Riwayat Penyakit Sekarang
Sejak 6 bulan sebelum masuk rumah sakit pasien merasa perut membesar diikuti kaki
bengkak. Pasien memang mempunyai riwayat BAB hitam. Sesak napas disangkal,
ortopnoe disangkal. Pasien berobat ke RS Tugu dan dikatakan Hb rendah dan
pengerutan hati kemudian dilakukan transfusi dan ligasi 1x. Pasien juga dikatakan
menderita penyakit hepatitis C. Sejak 2 minggu sebelum masuk rumah sakit, pasien
mengeluh BAB hitam selama 4 hari, BAB sebanyak +- 400cc/ hari, tanpa mual
muntah, nyeri ulu hati disangkal. Pasien juga merasa badan semakin kuning, BAK
seperti air teh, BAB dempul disangkal. Pasien berobat ke RS Tugu dan di rujuk ke
RSUP Fatmawati untuk pemeriksaan lebih lengkap. Saat ini pasien merasa lemas,
capai, pusing dan mual. Demam dan gangguan tidur disangkal. Pasien memiliki
riwayat hipertensi sejak 6 bulan yang lalu, namun hanya satu kali kontrol dan
diberikan obat. Pasien meminum sampai habis obat yang diberikan dan tidak pernah
kontrol lagi setelah obatnya habis.
Riwayat Penyakit Dahulu
Riwayat DM, sakit jantung disangkal. Riwayat hipertensi sejak 6 bulan yang
lalu. Sakit dada disangkal, lemah separuh badan disangkal.
Riwayat Penyakit Keluarga
Keluarga tidak ada yang mengalami keluhan serupa dengan pasien. Riwayat DM,
hipertensi, penyakit jantung pada keluarga disangkal.

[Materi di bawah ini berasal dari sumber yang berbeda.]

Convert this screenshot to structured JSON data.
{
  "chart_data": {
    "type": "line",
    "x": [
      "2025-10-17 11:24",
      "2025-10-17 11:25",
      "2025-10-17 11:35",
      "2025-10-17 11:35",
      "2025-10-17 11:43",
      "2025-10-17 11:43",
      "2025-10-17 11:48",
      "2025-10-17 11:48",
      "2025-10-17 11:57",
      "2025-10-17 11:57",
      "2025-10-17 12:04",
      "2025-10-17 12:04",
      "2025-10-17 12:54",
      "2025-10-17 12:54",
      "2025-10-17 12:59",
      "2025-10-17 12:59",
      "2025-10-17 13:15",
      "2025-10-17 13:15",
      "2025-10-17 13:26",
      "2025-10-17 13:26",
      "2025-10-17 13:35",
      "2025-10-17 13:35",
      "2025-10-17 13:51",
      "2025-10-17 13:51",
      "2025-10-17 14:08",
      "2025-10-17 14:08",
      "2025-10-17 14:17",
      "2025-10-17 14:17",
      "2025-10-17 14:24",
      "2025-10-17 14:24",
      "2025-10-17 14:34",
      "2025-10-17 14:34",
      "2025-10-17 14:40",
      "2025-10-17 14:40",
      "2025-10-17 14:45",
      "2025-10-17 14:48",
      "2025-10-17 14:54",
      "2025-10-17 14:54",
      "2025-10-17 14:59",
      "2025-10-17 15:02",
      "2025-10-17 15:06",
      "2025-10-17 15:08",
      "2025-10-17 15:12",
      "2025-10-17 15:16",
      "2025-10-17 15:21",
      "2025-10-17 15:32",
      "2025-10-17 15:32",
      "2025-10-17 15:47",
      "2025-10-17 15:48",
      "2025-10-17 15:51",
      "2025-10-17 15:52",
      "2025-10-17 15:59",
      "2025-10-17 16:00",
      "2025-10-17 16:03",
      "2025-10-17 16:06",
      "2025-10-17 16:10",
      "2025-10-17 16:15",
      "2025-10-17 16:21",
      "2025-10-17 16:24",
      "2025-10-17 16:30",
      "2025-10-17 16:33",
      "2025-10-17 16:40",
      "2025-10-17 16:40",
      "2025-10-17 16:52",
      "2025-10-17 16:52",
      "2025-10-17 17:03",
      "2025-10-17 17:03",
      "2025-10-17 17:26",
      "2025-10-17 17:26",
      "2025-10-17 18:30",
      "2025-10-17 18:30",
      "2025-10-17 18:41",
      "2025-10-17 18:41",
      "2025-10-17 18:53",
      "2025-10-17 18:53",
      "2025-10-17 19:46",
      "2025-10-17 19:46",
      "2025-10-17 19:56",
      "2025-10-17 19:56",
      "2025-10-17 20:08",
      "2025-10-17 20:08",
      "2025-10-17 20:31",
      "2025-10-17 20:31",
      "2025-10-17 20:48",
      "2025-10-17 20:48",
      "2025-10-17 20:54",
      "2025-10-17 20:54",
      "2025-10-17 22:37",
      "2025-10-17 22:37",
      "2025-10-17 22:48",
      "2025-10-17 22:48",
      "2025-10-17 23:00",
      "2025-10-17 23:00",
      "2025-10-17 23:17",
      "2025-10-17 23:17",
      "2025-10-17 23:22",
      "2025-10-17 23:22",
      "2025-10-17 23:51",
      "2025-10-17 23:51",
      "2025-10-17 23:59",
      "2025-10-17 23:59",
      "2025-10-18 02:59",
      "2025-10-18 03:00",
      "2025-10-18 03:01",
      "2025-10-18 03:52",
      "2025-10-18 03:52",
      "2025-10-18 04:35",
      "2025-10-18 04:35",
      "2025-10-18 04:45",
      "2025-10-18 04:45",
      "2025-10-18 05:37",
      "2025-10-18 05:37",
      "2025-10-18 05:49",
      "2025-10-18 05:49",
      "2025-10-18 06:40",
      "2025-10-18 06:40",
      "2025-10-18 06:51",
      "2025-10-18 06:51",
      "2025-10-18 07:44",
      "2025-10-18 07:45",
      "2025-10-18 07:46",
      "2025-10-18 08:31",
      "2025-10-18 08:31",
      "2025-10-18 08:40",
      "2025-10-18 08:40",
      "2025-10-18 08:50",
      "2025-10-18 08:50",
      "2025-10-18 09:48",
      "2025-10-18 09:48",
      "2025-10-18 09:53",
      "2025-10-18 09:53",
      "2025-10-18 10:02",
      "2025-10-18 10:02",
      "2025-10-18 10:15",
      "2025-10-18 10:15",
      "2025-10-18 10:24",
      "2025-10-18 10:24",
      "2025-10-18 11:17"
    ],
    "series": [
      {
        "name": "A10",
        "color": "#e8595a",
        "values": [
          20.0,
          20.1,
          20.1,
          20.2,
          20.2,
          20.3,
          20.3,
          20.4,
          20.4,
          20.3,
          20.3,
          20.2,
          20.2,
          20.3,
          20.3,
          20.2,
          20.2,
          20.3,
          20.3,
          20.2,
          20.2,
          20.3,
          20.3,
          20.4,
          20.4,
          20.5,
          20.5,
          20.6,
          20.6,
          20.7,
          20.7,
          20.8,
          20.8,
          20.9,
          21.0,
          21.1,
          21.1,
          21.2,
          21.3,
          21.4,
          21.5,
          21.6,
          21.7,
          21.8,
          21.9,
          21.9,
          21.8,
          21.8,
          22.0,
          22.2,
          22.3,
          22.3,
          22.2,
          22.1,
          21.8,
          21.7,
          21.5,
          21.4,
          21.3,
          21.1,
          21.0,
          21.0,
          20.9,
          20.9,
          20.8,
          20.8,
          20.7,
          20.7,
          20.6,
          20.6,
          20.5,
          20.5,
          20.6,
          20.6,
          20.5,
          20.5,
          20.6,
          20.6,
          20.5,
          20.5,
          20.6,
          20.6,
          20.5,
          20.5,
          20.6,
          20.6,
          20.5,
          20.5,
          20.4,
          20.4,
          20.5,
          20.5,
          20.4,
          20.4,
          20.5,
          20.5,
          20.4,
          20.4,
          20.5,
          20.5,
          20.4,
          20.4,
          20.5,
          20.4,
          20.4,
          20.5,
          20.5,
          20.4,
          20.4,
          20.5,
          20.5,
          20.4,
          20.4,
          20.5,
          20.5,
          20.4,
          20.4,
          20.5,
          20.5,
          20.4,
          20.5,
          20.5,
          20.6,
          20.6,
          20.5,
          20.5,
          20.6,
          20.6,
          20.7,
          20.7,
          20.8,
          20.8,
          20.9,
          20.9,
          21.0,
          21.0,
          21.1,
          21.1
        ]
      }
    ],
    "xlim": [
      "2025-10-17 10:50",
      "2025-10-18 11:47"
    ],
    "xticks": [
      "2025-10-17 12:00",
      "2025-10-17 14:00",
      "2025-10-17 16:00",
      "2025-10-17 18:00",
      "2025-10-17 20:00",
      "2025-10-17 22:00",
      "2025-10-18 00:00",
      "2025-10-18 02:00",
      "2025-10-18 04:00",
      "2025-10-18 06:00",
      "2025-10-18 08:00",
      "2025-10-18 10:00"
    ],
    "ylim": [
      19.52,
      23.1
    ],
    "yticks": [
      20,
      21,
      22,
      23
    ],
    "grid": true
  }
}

Riwayat Kebiasaan Pasien seorang supir bus malam, tinggal di lingkungan padat penduduk. Pasien
memiliki riwayat kebiasaan merokok selama 20 tahun, satu hari menghabiskan kurang
lebih setengah bungkus. Pasien juga jarang berolahraga. Riwayat transfusi darah,
meminum alkohol, obat-obatan jangka panjang disangkal. Pasien juga mengaku
memiliki tato di punggung atas sebelah kiri.
1.3 Pemeriksaan fisik
Pemeriksaan fisik dilakukan pada tanggal 18 Oktober 2015, di bangsal IRNA Teratai, ruang 502E, RSUP Fatmawati.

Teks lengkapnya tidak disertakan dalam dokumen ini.